Despite his pedigree as a hip-hop music video maestro, Chris Robinson skews more toward Roll Bounce authenticity than Belly superficiality with ATL, a tale of growing pains in the dirty South that reverberates with booming, chest-rattling bass. On the cusp of adulthood, responsible Rashad (rapper Tip “T.I.” Harris) and his friends navigate a thorny brush of racial, romantic, familial, and financial problems as they barrel toward high school graduation and the daunting grownup world that awaits them. With Cascade skating rink as the Sunday night epicenter of their social universe, Rashad, his boys, his foxy lady New-New (Lauren London), and his brother Ant (Evan Ross)—on the precipice of falling into a street-corner career slinging weed for dealer Marcus (Antwan Andre “Big Boi” Patton)—hang out, fall in love, fight, and try to stay on the straight-and-narrow, the divide between Atlanta’s North (wealthy, white) and South (impoverished, black) sides an ever-present factor in their tumultuous day-to-day lives.

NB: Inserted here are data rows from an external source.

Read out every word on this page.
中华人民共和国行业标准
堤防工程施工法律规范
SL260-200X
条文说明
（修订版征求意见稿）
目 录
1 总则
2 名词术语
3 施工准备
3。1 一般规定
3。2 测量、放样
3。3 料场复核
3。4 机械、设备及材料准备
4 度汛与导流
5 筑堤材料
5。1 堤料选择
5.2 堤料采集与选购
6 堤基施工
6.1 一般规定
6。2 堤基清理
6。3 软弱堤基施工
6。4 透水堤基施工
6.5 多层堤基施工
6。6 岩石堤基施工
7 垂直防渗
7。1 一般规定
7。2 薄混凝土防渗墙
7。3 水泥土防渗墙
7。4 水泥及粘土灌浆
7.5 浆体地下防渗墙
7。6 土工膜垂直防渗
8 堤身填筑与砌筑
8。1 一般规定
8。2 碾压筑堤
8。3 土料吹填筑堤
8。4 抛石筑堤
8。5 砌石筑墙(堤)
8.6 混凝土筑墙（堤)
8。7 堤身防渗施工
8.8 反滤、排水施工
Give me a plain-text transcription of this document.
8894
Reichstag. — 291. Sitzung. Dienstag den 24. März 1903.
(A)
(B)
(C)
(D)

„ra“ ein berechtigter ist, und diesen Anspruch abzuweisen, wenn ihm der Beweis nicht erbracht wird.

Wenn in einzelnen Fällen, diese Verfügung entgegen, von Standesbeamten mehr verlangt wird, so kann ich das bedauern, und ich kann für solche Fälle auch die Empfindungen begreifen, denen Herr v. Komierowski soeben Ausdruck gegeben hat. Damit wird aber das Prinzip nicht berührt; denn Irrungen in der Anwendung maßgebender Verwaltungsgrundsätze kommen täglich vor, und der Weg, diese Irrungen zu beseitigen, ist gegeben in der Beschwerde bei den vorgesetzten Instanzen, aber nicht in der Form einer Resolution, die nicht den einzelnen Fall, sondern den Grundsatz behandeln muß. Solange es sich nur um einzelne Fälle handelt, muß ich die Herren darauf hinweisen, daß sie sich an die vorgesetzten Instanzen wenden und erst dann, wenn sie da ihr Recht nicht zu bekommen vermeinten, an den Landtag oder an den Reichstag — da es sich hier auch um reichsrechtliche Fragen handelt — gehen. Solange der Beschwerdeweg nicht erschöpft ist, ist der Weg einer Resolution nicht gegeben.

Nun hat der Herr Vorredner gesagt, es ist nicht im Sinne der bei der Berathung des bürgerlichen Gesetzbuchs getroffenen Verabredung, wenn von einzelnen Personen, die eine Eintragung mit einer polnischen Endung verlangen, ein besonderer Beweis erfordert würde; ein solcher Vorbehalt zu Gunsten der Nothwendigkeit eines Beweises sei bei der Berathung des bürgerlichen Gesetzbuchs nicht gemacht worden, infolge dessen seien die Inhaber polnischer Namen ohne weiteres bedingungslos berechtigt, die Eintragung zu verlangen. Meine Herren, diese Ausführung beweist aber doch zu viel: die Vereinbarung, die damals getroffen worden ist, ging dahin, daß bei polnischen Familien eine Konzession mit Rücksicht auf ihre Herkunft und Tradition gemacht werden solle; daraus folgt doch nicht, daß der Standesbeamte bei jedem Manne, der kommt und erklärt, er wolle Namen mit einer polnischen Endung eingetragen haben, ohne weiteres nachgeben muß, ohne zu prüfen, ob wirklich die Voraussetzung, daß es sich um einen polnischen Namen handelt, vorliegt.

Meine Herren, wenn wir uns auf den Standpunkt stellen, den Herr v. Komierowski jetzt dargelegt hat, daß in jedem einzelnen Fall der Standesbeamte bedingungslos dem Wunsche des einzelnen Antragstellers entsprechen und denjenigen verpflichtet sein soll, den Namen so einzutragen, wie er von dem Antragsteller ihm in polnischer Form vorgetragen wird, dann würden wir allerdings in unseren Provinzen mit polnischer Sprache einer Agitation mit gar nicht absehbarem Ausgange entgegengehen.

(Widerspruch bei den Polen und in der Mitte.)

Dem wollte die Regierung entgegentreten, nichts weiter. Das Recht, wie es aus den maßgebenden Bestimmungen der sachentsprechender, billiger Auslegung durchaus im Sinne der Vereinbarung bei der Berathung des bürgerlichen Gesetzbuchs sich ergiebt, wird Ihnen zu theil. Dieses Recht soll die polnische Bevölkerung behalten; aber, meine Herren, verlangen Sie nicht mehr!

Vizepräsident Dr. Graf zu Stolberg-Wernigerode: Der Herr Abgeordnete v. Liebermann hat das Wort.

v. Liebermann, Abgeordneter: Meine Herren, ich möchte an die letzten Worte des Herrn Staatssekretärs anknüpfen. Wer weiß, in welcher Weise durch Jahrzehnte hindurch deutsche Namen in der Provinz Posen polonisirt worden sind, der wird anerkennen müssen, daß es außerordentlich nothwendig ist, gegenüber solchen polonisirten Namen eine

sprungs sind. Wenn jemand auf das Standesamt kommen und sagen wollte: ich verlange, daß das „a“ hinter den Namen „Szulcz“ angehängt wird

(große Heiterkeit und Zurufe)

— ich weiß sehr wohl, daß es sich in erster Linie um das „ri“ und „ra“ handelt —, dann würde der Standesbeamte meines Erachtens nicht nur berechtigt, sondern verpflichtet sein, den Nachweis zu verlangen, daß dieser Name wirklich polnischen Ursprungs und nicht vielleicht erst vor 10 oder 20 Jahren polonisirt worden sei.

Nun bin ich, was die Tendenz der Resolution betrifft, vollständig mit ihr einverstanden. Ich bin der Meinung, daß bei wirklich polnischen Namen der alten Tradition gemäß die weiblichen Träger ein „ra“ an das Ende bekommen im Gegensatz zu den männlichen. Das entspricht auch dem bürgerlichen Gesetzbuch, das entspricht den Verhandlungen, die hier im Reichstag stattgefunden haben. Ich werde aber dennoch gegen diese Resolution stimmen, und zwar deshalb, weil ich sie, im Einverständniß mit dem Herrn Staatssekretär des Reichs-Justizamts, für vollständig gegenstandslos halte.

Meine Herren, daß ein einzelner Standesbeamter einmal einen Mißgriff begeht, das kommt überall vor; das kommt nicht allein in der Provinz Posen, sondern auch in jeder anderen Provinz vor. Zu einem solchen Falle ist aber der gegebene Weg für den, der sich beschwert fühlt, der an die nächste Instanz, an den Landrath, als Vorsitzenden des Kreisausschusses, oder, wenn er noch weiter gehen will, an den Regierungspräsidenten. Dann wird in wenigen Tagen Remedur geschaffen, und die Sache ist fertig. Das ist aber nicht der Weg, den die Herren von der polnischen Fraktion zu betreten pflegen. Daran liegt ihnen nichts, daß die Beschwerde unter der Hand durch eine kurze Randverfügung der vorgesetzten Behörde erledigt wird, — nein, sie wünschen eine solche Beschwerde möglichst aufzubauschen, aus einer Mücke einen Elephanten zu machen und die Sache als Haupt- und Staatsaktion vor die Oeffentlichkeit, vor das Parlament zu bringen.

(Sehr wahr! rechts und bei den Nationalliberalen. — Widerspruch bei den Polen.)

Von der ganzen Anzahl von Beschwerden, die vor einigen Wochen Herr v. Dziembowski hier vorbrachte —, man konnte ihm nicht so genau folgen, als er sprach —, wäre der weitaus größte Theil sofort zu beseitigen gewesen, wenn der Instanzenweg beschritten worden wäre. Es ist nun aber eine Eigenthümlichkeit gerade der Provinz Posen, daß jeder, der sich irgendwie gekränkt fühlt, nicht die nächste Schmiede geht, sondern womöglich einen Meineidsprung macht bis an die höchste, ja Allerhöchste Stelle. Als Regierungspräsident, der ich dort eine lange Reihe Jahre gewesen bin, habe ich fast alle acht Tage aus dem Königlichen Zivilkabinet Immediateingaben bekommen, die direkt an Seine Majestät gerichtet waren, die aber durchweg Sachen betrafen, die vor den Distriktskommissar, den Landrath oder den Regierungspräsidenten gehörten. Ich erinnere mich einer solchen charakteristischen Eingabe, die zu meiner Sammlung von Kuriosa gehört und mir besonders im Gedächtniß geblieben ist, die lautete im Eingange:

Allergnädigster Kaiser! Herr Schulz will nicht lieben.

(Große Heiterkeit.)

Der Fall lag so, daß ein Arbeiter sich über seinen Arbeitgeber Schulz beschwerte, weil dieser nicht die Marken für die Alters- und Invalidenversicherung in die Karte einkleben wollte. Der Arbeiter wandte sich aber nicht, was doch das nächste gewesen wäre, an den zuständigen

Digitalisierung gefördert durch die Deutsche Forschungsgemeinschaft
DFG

Robinson scores these kids’ end-of-adolescence trials and tribulations to the locale’s trademark crunk-ified grooves and beats, yet rather than simply delivering another MTV-ish tale of hood woe, the neophyte feature director instead immerses himself in his humid, heated Georgia setting with a sociologist’s curiosity, using his wealth of unaffected environmental details as a prism for exploration rather than exploitation. Which isn’t to say that ATL is, in purely narrative terms, either original or realistic, since it’s rich-versus-poor, boy-versus-girl conflicts are established and resolved with a tidiness that routinely exhibits the omniscient hand of a screenwriter (here Tina Gordon Chism, working from a story by Antwone Fisher).
But even when it’s concocting facile ways to get Rashad’s preppie pal Esquire (Jackie Long) and self-made millionaire John Garnett (Keith David) onto the same tennis court, or allowing Big Boi to channel his cheerfully malevolent inner Scarface, the film rarely becomes critically impaired by its clichés and contrivances (or its nods to The Warriors), thanks both to Harris’s intensely laconic performance and to canny directorial flourishes—highlighted by a pitch-perfect focus-pull from Garnett’s smiling face to a Civil War painting—that speak to the still-fractious relations between Southern haves and have-nots.